Der türkische Präsident Recep Tayyip Erdogan hält auch nach Verhandlungen mit Schweden und Finnland an seinem Veto gegen die Nato-Erweiterung im Norden fest. „Solange Tayyip Erdogan an der Spitze des türkischen Staates steht, können wir nicht Ja zur Nato-Mitgliedschaft für Länder sagen, die den Terrorismus unterstützen“, sagte Erdogan am Sonntag gegenüber Hurriyet. Gespräche mit Vertretern der beiden skandinavischen Länder seien am Mittwoch nicht wie erwartet verlaufen, sagte Erdogan.
Die Länder haben im Kampf gegen den Terrorismus nicht die erwarteten Schritte unternommen. Auf einem Rückflug aus Aserbaidschan sprach Erdogan mit türkischen Journalisten. Die Türkei ist derzeit das einzige Nato-Mitglied, das den Beginn des Prozesses zur Aufnahme der beiden nordischen Länder in das Verteidigungsbündnis öffentlich blockiert.
Türkei: Finnland und Schweden unterstützen “terroristische Organisationen”

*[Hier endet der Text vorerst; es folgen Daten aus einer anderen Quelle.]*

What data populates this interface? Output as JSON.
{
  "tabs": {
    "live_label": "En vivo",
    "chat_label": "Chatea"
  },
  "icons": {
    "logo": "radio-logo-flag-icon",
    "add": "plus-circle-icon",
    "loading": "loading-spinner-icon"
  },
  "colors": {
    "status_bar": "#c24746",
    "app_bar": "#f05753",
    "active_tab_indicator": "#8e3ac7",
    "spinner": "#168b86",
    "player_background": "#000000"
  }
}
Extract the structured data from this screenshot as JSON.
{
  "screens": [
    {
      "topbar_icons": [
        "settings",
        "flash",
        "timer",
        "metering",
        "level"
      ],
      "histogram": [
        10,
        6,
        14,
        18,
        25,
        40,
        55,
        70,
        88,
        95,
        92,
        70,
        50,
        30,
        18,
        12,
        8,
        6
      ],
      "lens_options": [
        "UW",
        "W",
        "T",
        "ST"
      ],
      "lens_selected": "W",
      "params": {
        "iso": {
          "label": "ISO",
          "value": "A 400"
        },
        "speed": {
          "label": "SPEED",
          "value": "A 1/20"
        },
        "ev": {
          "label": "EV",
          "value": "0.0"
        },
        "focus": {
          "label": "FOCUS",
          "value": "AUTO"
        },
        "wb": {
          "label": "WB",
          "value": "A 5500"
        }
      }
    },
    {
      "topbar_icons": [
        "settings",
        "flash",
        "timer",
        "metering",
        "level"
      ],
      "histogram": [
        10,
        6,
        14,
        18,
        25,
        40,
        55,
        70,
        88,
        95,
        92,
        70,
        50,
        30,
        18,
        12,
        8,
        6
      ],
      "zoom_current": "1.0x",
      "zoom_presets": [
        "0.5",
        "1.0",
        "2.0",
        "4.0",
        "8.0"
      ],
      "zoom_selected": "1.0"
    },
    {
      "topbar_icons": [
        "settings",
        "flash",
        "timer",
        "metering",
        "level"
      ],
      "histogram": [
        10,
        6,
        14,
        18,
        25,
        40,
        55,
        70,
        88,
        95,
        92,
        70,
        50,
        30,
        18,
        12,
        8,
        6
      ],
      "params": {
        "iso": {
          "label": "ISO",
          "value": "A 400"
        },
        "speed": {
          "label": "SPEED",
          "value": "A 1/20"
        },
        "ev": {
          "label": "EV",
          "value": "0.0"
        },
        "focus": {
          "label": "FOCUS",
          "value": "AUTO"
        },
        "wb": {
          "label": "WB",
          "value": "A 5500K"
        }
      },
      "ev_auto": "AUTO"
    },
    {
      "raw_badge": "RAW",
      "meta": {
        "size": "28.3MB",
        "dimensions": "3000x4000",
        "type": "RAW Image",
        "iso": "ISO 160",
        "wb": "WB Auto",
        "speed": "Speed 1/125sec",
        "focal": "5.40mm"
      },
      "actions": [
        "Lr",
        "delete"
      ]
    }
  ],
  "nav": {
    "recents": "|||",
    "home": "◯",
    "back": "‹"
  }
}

Ankara begründet seine Position mit der angeblichen Unterstützung Finnlands und Schwedens für “terroristische Organisationen” wie die verbotene Kurdische Arbeiterpartei PKK. Ankara fordert zudem die Auslieferung mutmaßlicher Terroristen aus beiden Ländern. Um welche Personen es sich handelt, ist unklar. Auf der Auslieferungsliste steht laut türkischen Medien auch der in Schweden lebende regierungskritische Redakteur Ragip Zarakolu.
Zu einer möglichen neuen Militäroffensive der Türkei im benachbarten Syrien sagte Erdogan, die Vereinigten Staaten müssten ihrer Pflicht im Kampf gegen den Terrorismus nachkommen. Wenn die Vereinigten Staaten diese Aufgabe nicht erfüllen, wird die Türkei für sich selbst sorgen. Er wiederholte eine häufig angedrohte Drohung: Die türkische Armee könne nachts plötzlich angreifen.
Die Türkei hat bereits mehrere Militäroperationen in Syrien durchgeführt, die sich hauptsächlich gegen die kurdische YPG-Miliz richteten. Erdogan drohte am Montag mit einer neuen Offensive in Syrien. Die YPG – ein Verbündeter der USA im syrischen Bürgerkrieg – sieht Ankara als Ableger der PKK.